Quelle: fr-online.de
Ihr Lieben,
heute Abend möchte ich Euch in meinen Tagebuchnotizen zu meinem Buch DAS ESELSKIND aus dem Jahr 1967 berichten. Mein Leben stand im Begriff, nach schrecklichen Jahren der Kindheit und Jugend neu fröhlichere Wege einzuschlagen.
In dieser Zeit hatte ich in meiner Schule die Gelegenheit, dem damaligen Stundentenführer Rudi Dutschke zu begegnen. Es war eine sehr gewegende Zeit.
Ich möchte zwei Zitate aus meinem Buch über Rudi Dutschke hier veröffentlichen:
"Als Rudi Dutschke gemessenen Schrittes unsere Aula betrat und langsam und bedächtig auf das Rednerpult zuschritt, hätte man eine Stecknagel fallen hören können, so ruhig, so still war es, fast andächtig blickten alle Schüler und Schülerinnen nach vorne zur Bühne unserer Aula.
Ich war ein wenig enttäuscht, ich hatte mir Rudi Dutschke wesentlich größer, wesentlich kräftiger, wesentlich imposanter vorgestellt. Nun stand ein Mann vor mir, schlank, drahtig, aber fast ein wenig zerbrechlich. Aber mein erster Eindruck veränderte sich schlagartig, als er seinen Mund öffnete, um zu sprechen.
Sein Charisma, seine Ausstrahlung waren mit den Händen greifbar und wir waren von der ersten Sekunde an wie elektrisiert.

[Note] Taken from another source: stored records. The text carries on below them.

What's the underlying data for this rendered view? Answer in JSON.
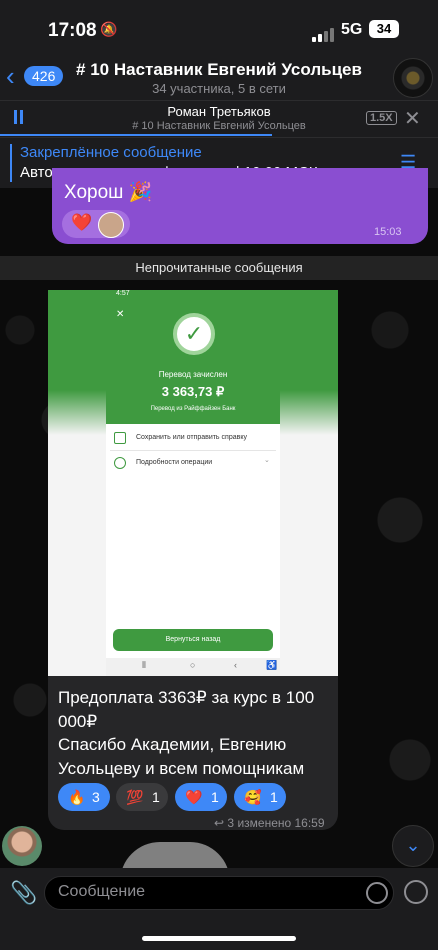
{
  "status_bar": {
    "time": "17:08",
    "network": "5G",
    "battery": "34"
  },
  "header": {
    "back_count": "426",
    "title": "# 10 Наставник Евгений Усольцев",
    "subtitle": "34 участника, 5 в сети"
  },
  "player": {
    "title": "Роман Третьяков",
    "subtitle": "# 10 Наставник Евгений Усольцев",
    "speed": "1.5X",
    "progress": 0.62
  },
  "pinned": {
    "label": "Закреплённое сообщение",
    "text": "Автоматическая конференция | 10:00 МСК по поне…"
  },
  "prev_message": {
    "text": "Хорош 🎉",
    "time": "15:03",
    "reaction": "❤️"
  },
  "unread_label": "Непрочитанные сообщения",
  "screenshot": {
    "status": "4:57",
    "title": "Перевод зачислен",
    "amount": "3 363,73 ₽",
    "from": "Перевод из Райффайзен Банк",
    "row1": "Сохранить или отправить справку",
    "row2": "Подробности операции",
    "button": "Вернуться назад"
  },
  "message": {
    "caption_line1": "Предоплата 3363₽ за курс в 100 000₽",
    "caption_line2": "Спасибо Академии, Евгению Усольцеву и всем помощникам",
    "reactions": [
      {
        "emoji": "🔥",
        "count": "3"
      },
      {
        "emoji": "💯",
        "count": "1"
      },
      {
        "emoji": "❤️",
        "count": "1"
      },
      {
        "emoji": "🥰",
        "count": "1"
      }
    ],
    "replies": "3",
    "meta": "изменено 16:59"
  },
  "input": {
    "placeholder": "Сообщение"
  },
  "colors": {
    "accent": "#3e88f7",
    "bubble_purple": "#8a4ed1",
    "bank_green": "#3f9a40"
  }
}
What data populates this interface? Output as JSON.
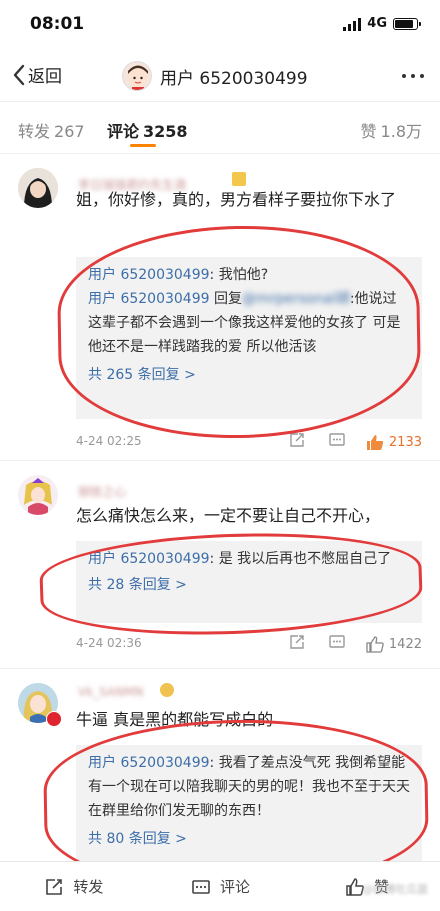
{
  "status": {
    "time": "08:01",
    "network": "4G"
  },
  "nav": {
    "back_label": "返回",
    "title": "用户 6520030499"
  },
  "tabs": {
    "repost_label": "转发",
    "repost_count": "267",
    "comment_label": "评论",
    "comment_count": "3258",
    "like_label": "赞",
    "like_count": "1.8万"
  },
  "comments": [
    {
      "username": "李日瑞瑞君约先生酒",
      "text": "姐，你好惨，真的，男方看样子要拉你下水了",
      "replies": [
        {
          "user": "用户 6520030499",
          "text": ": 我怕他?"
        },
        {
          "user": "用户 6520030499",
          "reply_word": " 回复",
          "target": "@mrpersonal胡",
          "text": ":他说过 这辈子都不会遇到一个像我这样爱他的女孩了 可是他还不是一样践踏我的爱 所以他活该"
        }
      ],
      "more_replies": "共 265 条回复 >",
      "date": "4-24 02:25",
      "likes": "2133"
    },
    {
      "username": "钢铁之心",
      "text": "怎么痛快怎么来，一定不要让自己不开心，",
      "replies": [
        {
          "user": "用户 6520030499",
          "text": ": 是 我以后再也不憋屈自己了"
        }
      ],
      "more_replies": "共 28 条回复 >",
      "date": "4-24 02:36",
      "likes": "1422"
    },
    {
      "username": "Vk_SANMN",
      "text": "牛逼 真是黑的都能写成白的",
      "replies": [
        {
          "user": "用户 6520030499",
          "text": ": 我看了差点没气死 我倒希望能有一个现在可以陪我聊天的男的呢！我也不至于天天在群里给你们发无聊的东西！"
        }
      ],
      "more_replies": "共 80 条回复 >"
    }
  ],
  "bottom": {
    "repost": "转发",
    "comment": "评论",
    "like": "赞"
  },
  "watermark": "@微博吃瓜菌",
  "colors": {
    "accent": "#ff8200",
    "link": "#3d6ea8",
    "circle": "#e23b3b"
  }
}
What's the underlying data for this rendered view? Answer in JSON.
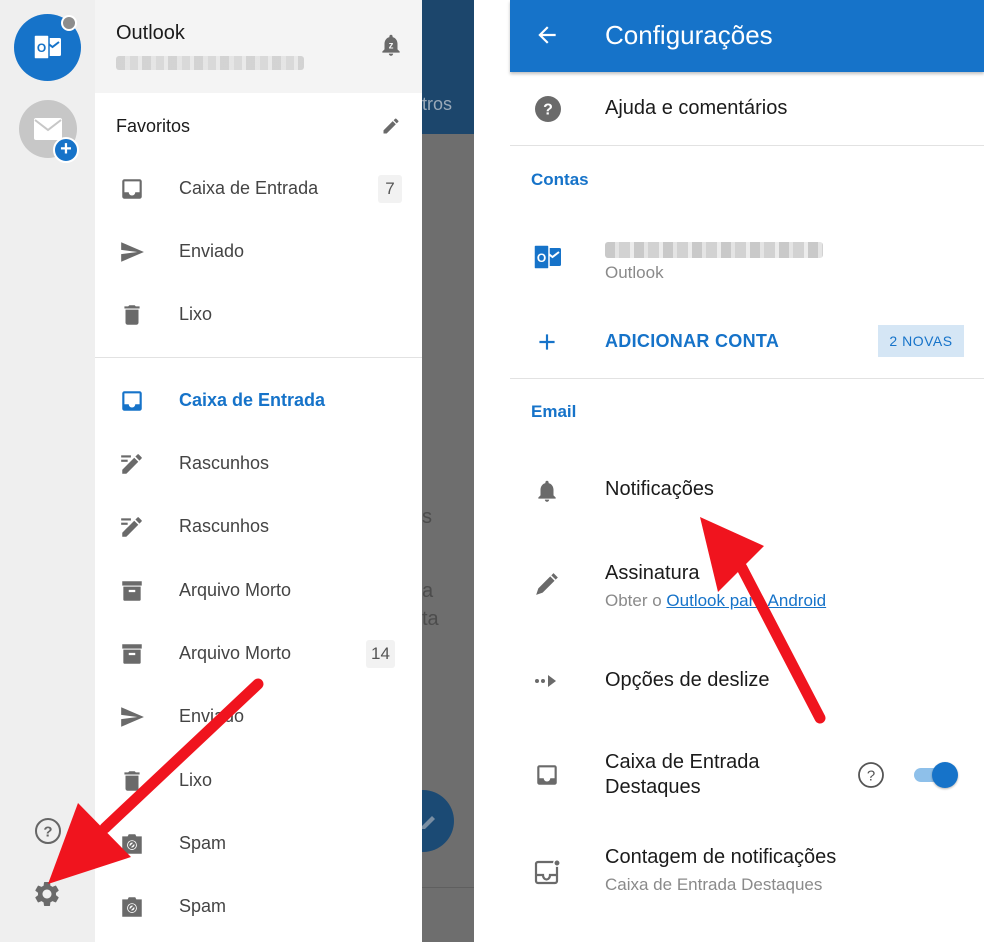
{
  "colors": {
    "accent": "#1673c9",
    "arrow": "#f0141e",
    "scrim": "#6e6e6e"
  },
  "drawer": {
    "title": "Outlook",
    "favorites_label": "Favoritos",
    "favorites": [
      {
        "label": "Caixa de Entrada",
        "count": "7",
        "icon": "inbox-icon"
      },
      {
        "label": "Enviado",
        "icon": "send-icon"
      },
      {
        "label": "Lixo",
        "icon": "trash-icon"
      }
    ],
    "folders": [
      {
        "label": "Caixa de Entrada",
        "icon": "inbox-icon",
        "active": true
      },
      {
        "label": "Rascunhos",
        "icon": "drafts-icon"
      },
      {
        "label": "Rascunhos",
        "icon": "drafts-icon"
      },
      {
        "label": "Arquivo Morto",
        "icon": "archive-icon"
      },
      {
        "label": "Arquivo Morto",
        "count": "14",
        "icon": "archive-icon"
      },
      {
        "label": "Enviado",
        "icon": "send-icon"
      },
      {
        "label": "Lixo",
        "icon": "trash-icon"
      },
      {
        "label": "Spam",
        "icon": "spam-icon"
      },
      {
        "label": "Spam",
        "icon": "spam-icon"
      }
    ]
  },
  "background_app": {
    "tab_fragment": "tros",
    "text_fragments": [
      "s",
      "a",
      "ta"
    ]
  },
  "settings": {
    "title": "Configurações",
    "help_feedback": "Ajuda e comentários",
    "accounts_header": "Contas",
    "account_type": "Outlook",
    "add_account": "ADICIONAR CONTA",
    "new_badge": "2 NOVAS",
    "email_header": "Email",
    "notifications": "Notificações",
    "signature": "Assinatura",
    "signature_sub_prefix": "Obter o ",
    "signature_link": "Outlook para Android",
    "swipe_options": "Opções de deslize",
    "focused_inbox_line1": "Caixa de Entrada",
    "focused_inbox_line2": "Destaques",
    "focused_inbox_enabled": true,
    "badge_count": "Contagem de notificações",
    "badge_count_sub": "Caixa de Entrada Destaques"
  }
}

Rudi Dutschke stand schon im Begriff, zu seiner kurzen Rede anzusetzen, als unverhofft unser Lateinlehrer, der stellvertretende Direktor unserer Schule, der ebenfalls in der Aula anwesend war, laut und vernehmlich durch die Aula schrie:
„Herr Dutschke, wer hat Sie überhaupt autorisiert, hier das Wort zu ergreifen?“
Ich an der Stelle von Rudi Dutschke, ich wäre vor lauter Verlegenheit hochrot geworden, ich wäre vor tiefer Scham sicher im Boden versunken, hätte wirr herumgestottert oder mich auf irgendeine imaginäre Person berufen, Rudi Dutschke aber beherrschte die Situation meisterlich. Schlagfertig schleuderte er unserem stellvertretenden Direktorentgegen: „Ich autorisiere mich selber!“
Tosender, orkanartiger Beifall durchflutete in immer neuen aufbrandenden Wellen die Aula und wir sogen wie ein trockener Schwamm alle seine folgenden Worte auf.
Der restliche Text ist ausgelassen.